Hannover. Hannover-96-Clubchef Martin Kind vertraut nach der Wechsel-Posse mit dem 1. FC Köln weiterhin seinem Manager Horst Heldt. „Verträge werden abgeschlossen, damit man sie erfüllt. Sie werden von zwei Parteien in vollem Bewusstsein unterschrieben. Das ist die sachliche Beurteilung“, sagte der Präsident des Fußball-Bundesligisten am Sonntag dem NDR. „Die gefühlte Beurteilung ist natürlich eine andere: Hier geht es um Vertrauen.
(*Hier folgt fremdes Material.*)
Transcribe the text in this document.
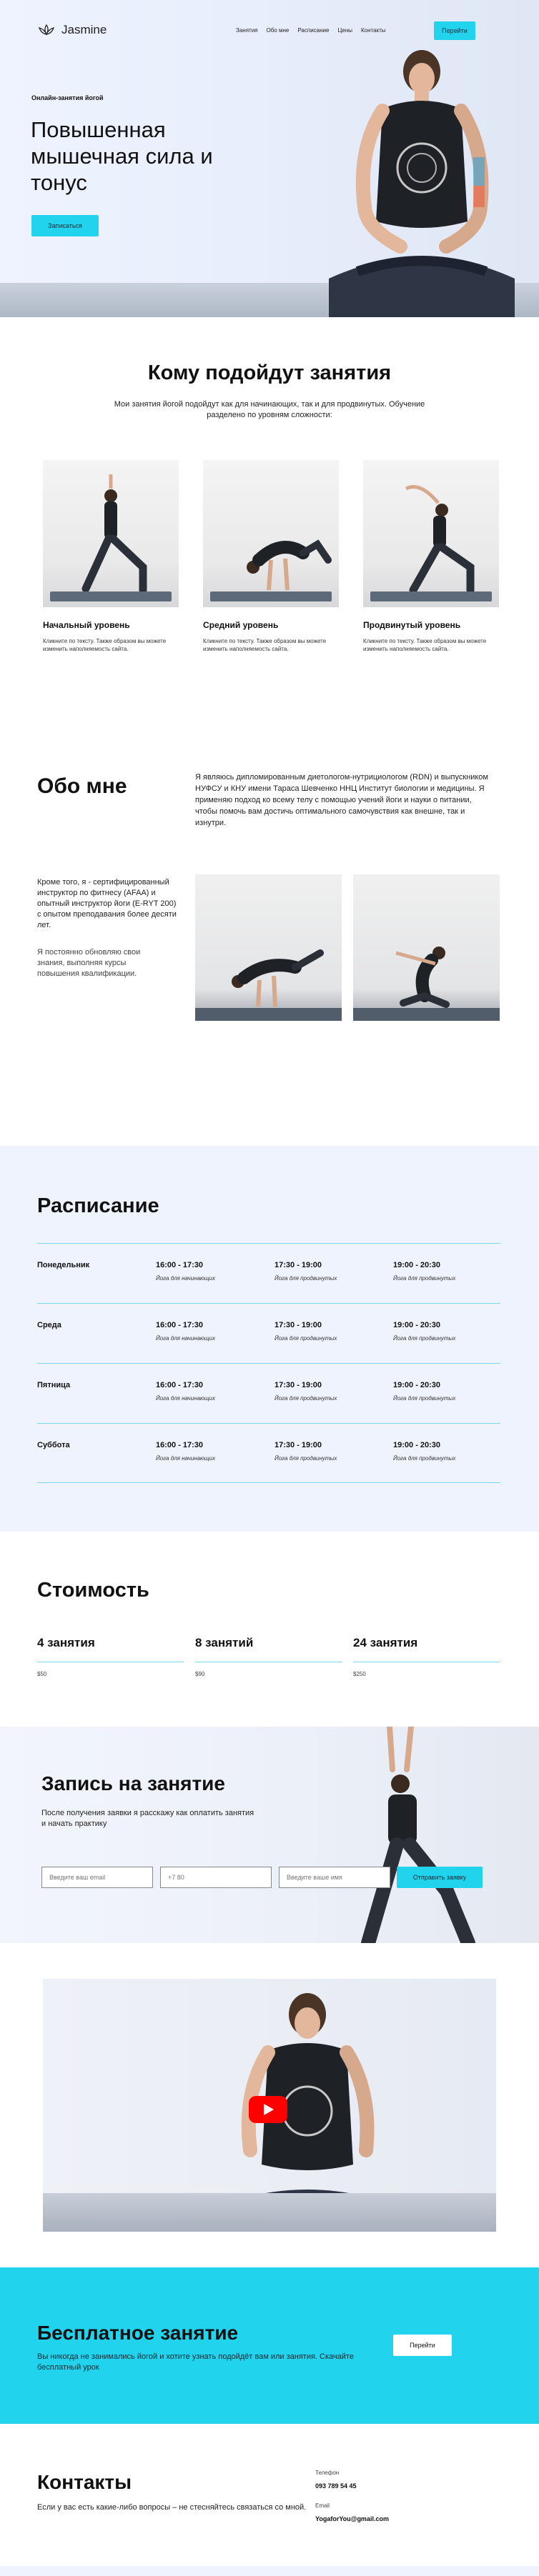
Jasmine	Занятия Обо мне Расписание Цены Контакты	Перейти
Онлайн-занятия йогой
Повышенная мышечная сила и тонус
Записаться
Кому подойдут занятия
Мои занятия йогой подойдут как для начинающих, так и для продвинутых. Обучение разделено по уровням сложности:
Начальный уровень
Кликните по тексту. Также образом вы можете изменить наполняемость сайта.
Средний уровень
Кликните по тексту. Также образом вы можете изменить наполняемость сайта.
Продвинутый уровень
Кликните по тексту. Также образом вы можете изменить наполняемость сайта.
Обо мне	Я являюсь дипломированным диетологом-нутрициологом (RDN) и выпускником НУФСУ и КНУ имени Тараса Шевченко ННЦ Институт биологии и медицины. Я применяю подход ко всему телу с помощью учений йоги и науки о питании, чтобы помочь вам достичь оптимального самочувствия как внешне, так и изнутри.
Кроме того, я - сертифицированный инструктор по фитнесу (AFAA) и опытный инструктор йоги (E-RYT 200) с опытом преподавания более десяти лет.
Я постоянно обновляю свои знания, выполняя курсы повышения квалификации.
Расписание
Понедельник	16:00 - 17:30
Йога для начинающих
17:30 - 19:00
Йога для продвинутых
19:00 - 20:30
Йога для продвинутых
Среда	16:00 - 17:30
Йога для начинающих
17:30 - 19:00
Йога для продвинутых
19:00 - 20:30
Йога для продвинутых
Пятница	16:00 - 17:30
Йога для начинающих
17:30 - 19:00
Йога для продвинутых
19:00 - 20:30
Йога для продвинутых
Суббота	16:00 - 17:30
Йога для начинающих
17:30 - 19:00
Йога для продвинутых
19:00 - 20:30
Йога для продвинутых
Стоимость
4 занятия
$50
8 занятий
$90
24 занятия
$250
Запись на занятие
После получения заявки я расскажу как оплатить занятия и начать практику
Введите ваш email
+7 80
Введите ваше имя
Отправить заявку
Бесплатное занятие
Вы никогда не занимались йогой и хотите узнать подойдёт вам или занятия. Скачайте бесплатный урок
Перейти
Контакты
Если у вас есть какие-либо вопросы – не стесняйтесь связаться со мной.
Телефон
093 789 54 45
Email
YogaforYou@gmail.com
Herr Heldt hat es mir anders erzählt.“

Zuvor hatte es in dem Fall neue Reaktionen aus Köln gegeben: FC-Geschäftsführer Alexander Wehrle und Präsident Werner Spinner bekräftigten erneut und mit Nachdruck, dass die Kontaktaufnahme für Verhandlungen von Heldt ausgegangen sei. Wehrle zufolge sei es ein „ganz klarer Impuls“ von Heldt gewesen. Der 96-Manager hatte zuvor versichert, dass ein Headhunter den Kontakt vermittelt habe.

Vergangene Woche war ein möglicher Wechsel von Heldt nach Köln, das einen Nachfolger von Jörg Schmadtke sucht, geplatzt. 96-Boss Kind hatte einen Abgang Heldts kategorisch ausgeschlossen. Köln teilte später mit, dass Heldt keine Option mehr sei. Der 47-Jährige hatte zuvor mit den FC-Verantwortlichen gesprochen und öffentlich sein Interesse an einer Zusammenarbeit mit seinem Heimatverein angedeutet.